The building’s contents were reported two weeks ago to Divide County Emergency Manager Jody Gunlock, who said the situation has been transferred to the State Health Department and Divide County law enforcement.

Health department waste division manager Scott Radig said the building contains at least twice as much filter sock material which is more than twice as radioactive as the open trailers loaded with the socks discovered near Watford City three weeks ago. 

Filter socks are used to capture the solids in flowback water during hydraulic fracturing. 

Schroeder said six separate rooms in the old Mobil gas station contain industrial-sized black garbage bags of filter socks. He estimates at least 200 bags or more are piled into the dirt-floor structure’s warren of rooms.

Schroeder said he’s trying to track down the building owner so the state could jointly develop a cleanup plan.

He said county records show Ken Ward, or his wife, own the building as of January 2012, though property taxes for the year were paid by his mother, Edie Ward, who sells real estate in Townsend, Mont.

He said Ken Ward, who escaped police custody, has not been located.

From records in the building, Schroeder said he has identified a filter sock supply company, Acceleration Production of Watford City, and hopes that will help identify the oil field service company that used them in oil field operations and ditched them in the building.

He said residents of Noonan, population 120, don’t have information and that it’s likely that whoever dumped the garbage bags did so under cover of darkness.

In the meantime, Gunlock said the building may be fenced off. Gunlock said the bags were dust-covered and may have been there for some time, though it’s hard to tell how long.

“I don’t think this was ignorance, just deliberate,” Gunlock said.

Gunlock said tests done last week on the material show it is low-level radium that emits “big weak” particles that don’t penetrate skin, but would be hazardous to inhale or ingest.

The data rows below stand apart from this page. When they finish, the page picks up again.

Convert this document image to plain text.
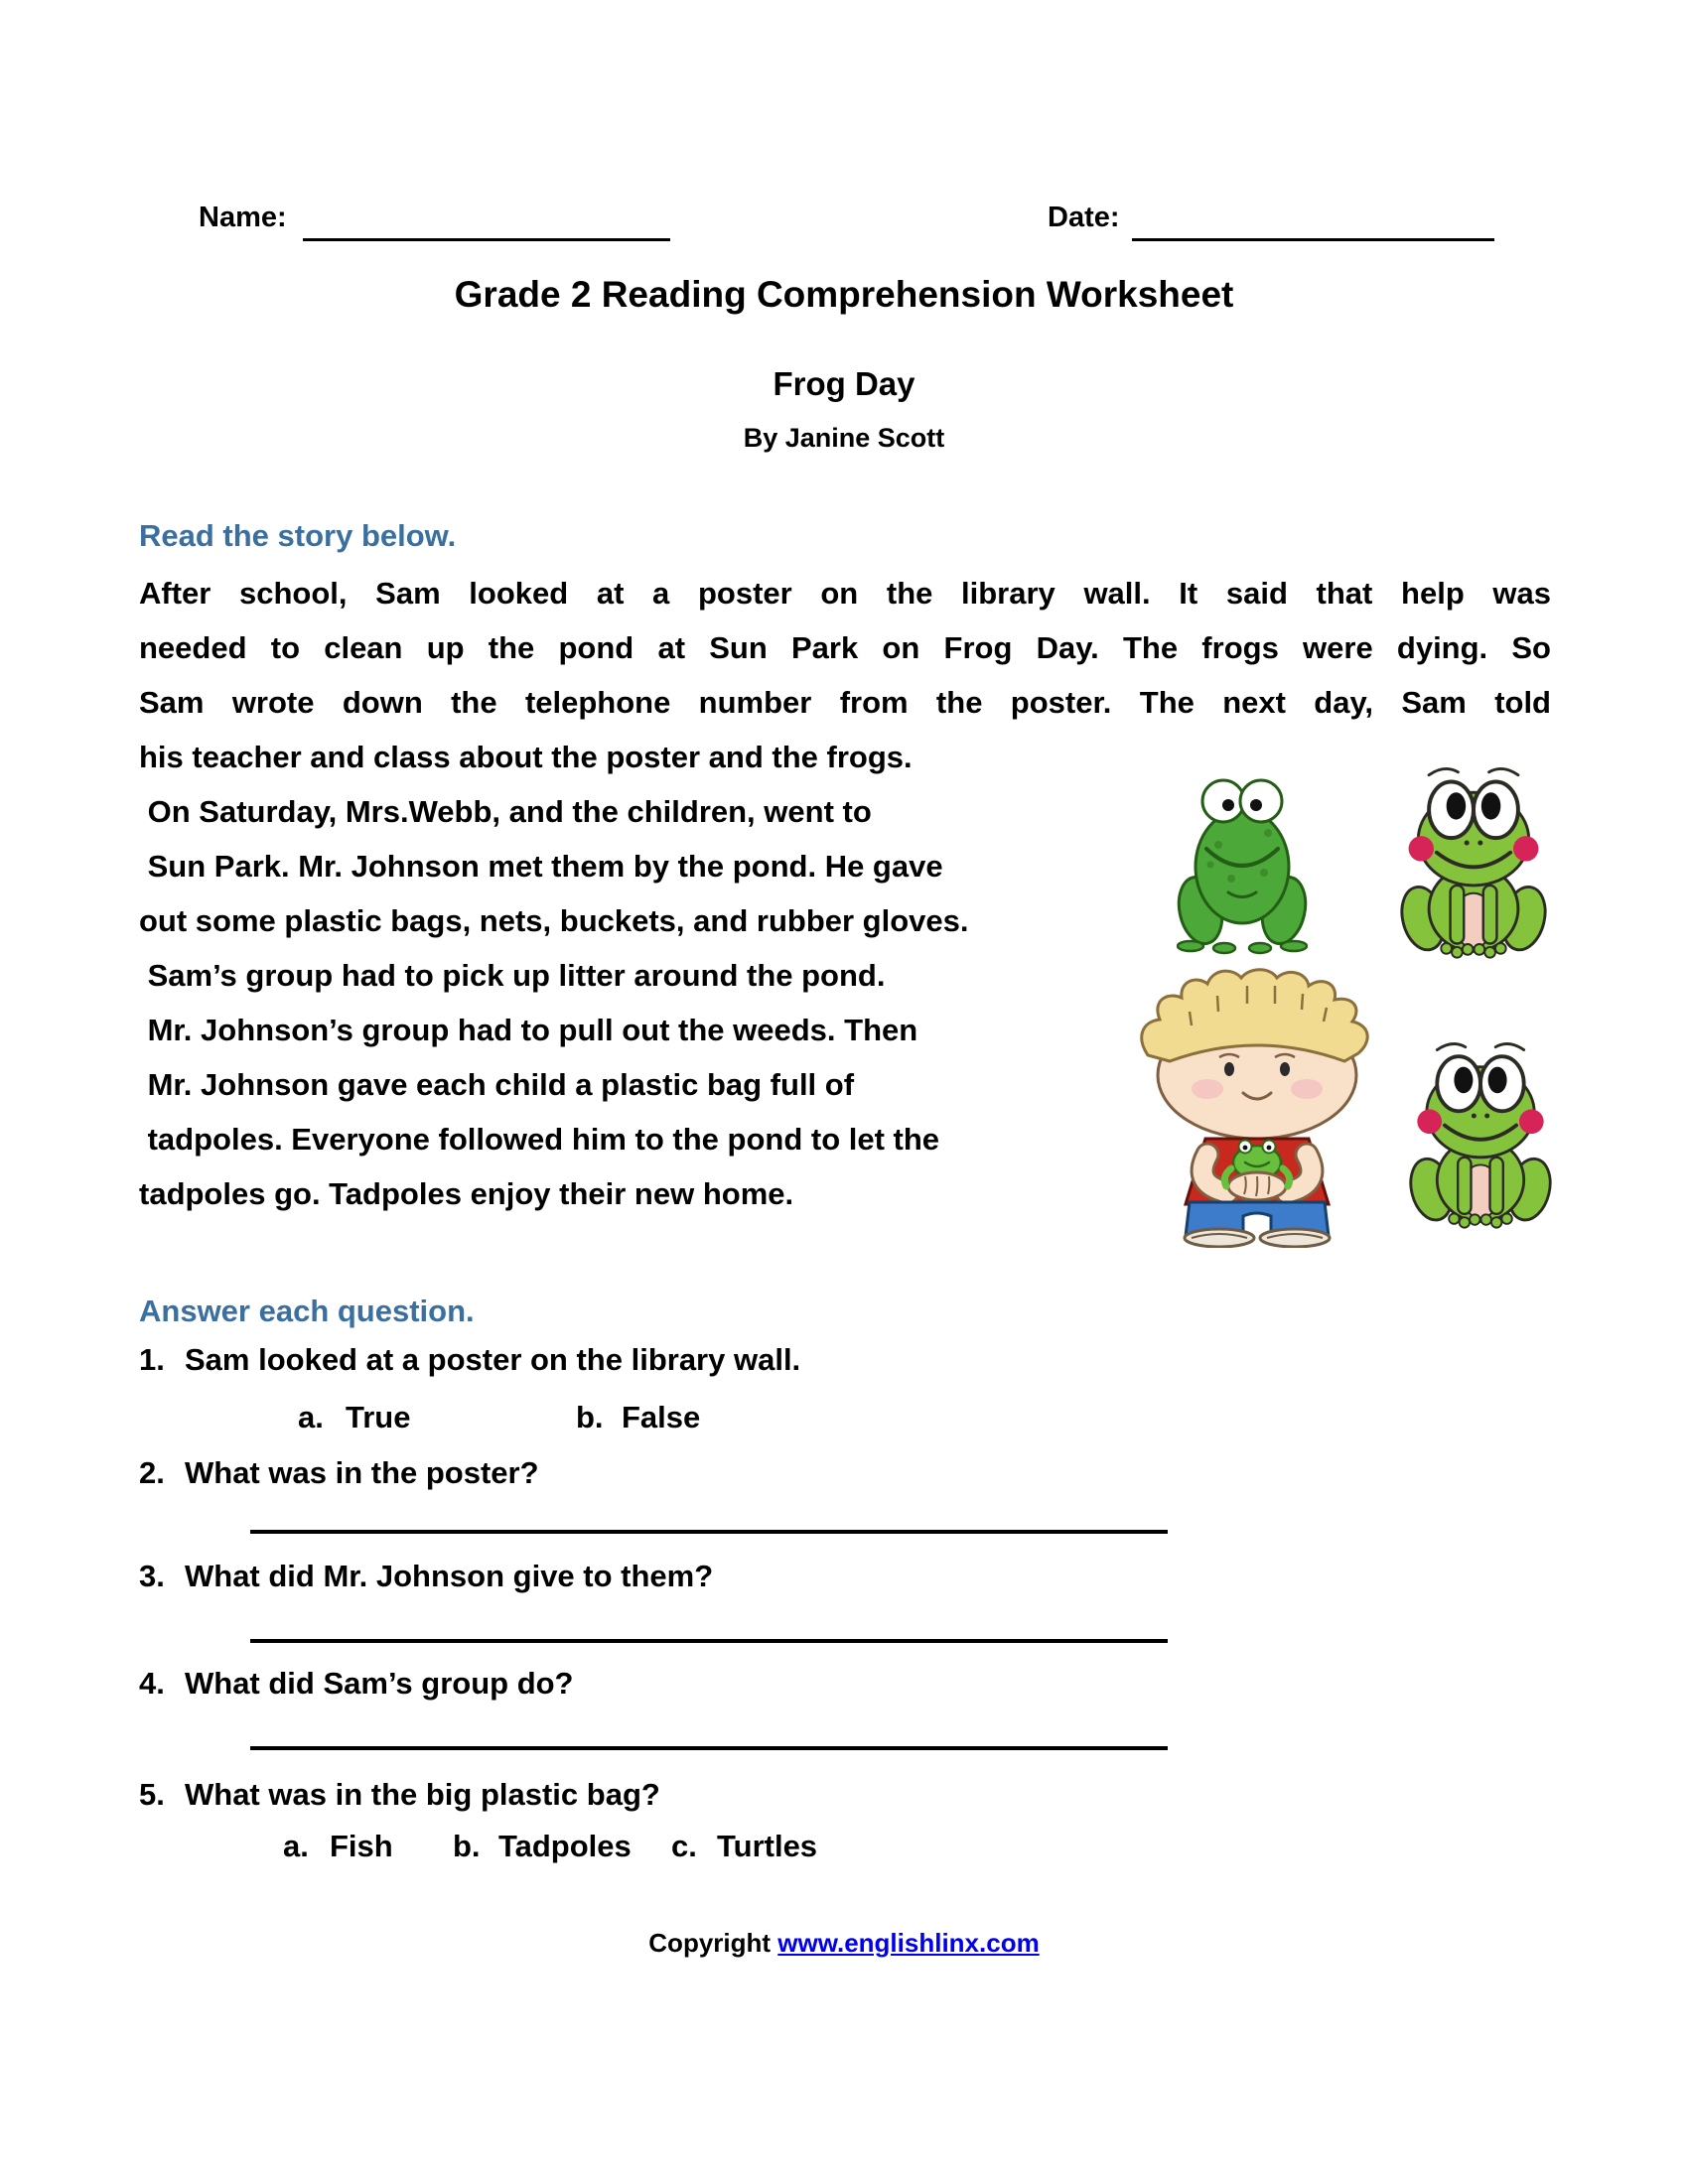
Name:	Date:
Grade 2 Reading Comprehension Worksheet
Frog Day
By Janine Scott
Read the story below.
After school, Sam looked at a poster on the library wall. It said that help was
needed to clean up the pond at Sun Park on Frog Day. The frogs were dying. So
Sam wrote down the telephone number from the poster. The next day, Sam told
his teacher and class about the poster and the frogs.
On Saturday, Mrs.Webb, and the children, went to
Sun Park. Mr. Johnson met them by the pond. He gave
out some plastic bags, nets, buckets, and rubber gloves.
Sam’s group had to pick up litter around the pond.
Mr. Johnson’s group had to pull out the weeds. Then
Mr. Johnson gave each child a plastic bag full of
tadpoles. Everyone followed him to the pond to let the
tadpoles go. Tadpoles enjoy their new home.
Answer each question.
1. Sam looked at a poster on the library wall.
a. True	b. False
2. What was in the poster?
3. What did Mr. Johnson give to them?
4. What did Sam’s group do?
5. What was in the big plastic bag?
a. Fish b. Tadpoles c. Turtles
Copyright www.englishlinx.com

“It’s a pretty big mess,” Gunlock said.

Tests of the Noonan material registered five times the background rate of naturally occurring radiation. The Watford City material was around two times background, Radig said.

He said the people of Noonan are not at risk as long as the building is secure. The building has broken windows and old unsecured doors.

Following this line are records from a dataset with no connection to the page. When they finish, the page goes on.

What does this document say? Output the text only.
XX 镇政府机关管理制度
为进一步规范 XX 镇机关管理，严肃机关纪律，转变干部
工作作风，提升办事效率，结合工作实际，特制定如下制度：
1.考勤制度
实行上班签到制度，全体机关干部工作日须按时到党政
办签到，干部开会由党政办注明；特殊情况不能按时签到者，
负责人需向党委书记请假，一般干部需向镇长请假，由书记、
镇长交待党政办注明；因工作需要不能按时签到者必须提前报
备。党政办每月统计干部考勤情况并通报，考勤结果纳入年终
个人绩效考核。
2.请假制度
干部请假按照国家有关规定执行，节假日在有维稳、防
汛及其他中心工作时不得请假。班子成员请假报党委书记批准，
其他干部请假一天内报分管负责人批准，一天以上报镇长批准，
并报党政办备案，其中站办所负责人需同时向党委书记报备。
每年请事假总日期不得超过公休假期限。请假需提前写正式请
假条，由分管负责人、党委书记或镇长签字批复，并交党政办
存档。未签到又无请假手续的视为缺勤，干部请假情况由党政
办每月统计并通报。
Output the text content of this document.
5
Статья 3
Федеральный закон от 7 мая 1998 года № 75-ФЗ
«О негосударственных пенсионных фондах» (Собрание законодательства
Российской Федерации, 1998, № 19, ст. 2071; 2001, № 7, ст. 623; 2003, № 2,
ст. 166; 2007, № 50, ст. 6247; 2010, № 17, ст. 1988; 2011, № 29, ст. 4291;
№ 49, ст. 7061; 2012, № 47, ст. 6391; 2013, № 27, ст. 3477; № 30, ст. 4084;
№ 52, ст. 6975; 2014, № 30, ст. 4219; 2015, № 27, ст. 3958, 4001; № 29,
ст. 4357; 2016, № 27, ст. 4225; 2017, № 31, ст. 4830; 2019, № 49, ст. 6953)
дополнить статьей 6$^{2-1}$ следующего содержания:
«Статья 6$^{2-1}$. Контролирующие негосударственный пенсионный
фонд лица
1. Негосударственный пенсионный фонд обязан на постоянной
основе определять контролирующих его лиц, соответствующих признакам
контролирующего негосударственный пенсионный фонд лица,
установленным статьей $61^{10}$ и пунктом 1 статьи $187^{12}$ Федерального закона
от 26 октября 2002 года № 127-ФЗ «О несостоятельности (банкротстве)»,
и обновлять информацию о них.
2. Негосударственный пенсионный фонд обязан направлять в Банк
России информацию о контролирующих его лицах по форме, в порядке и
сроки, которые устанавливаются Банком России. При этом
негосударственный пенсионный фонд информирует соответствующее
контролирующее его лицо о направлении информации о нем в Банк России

Filter socks used to filter oil production fluids are banned for disposal in North Dakota because they concentrate naturally occurring radiation found in fluids from oil production.

The health department is developing rules for tracking radioactive waste because of dumping incidents like this and because hundreds of them turn up at oil patch landfills, where truckers are fined if the socks are found in a load.

Radig estimates oil production results in 27 tons of the filter socks daily.

He said the department will try to work with the Noonan property owner on clean up and disposal. Barring that, the state may have to tap the Industrial Commission’s clean up funds for abandoned well sites.

“The health department has no cleanup fund,” Radig said.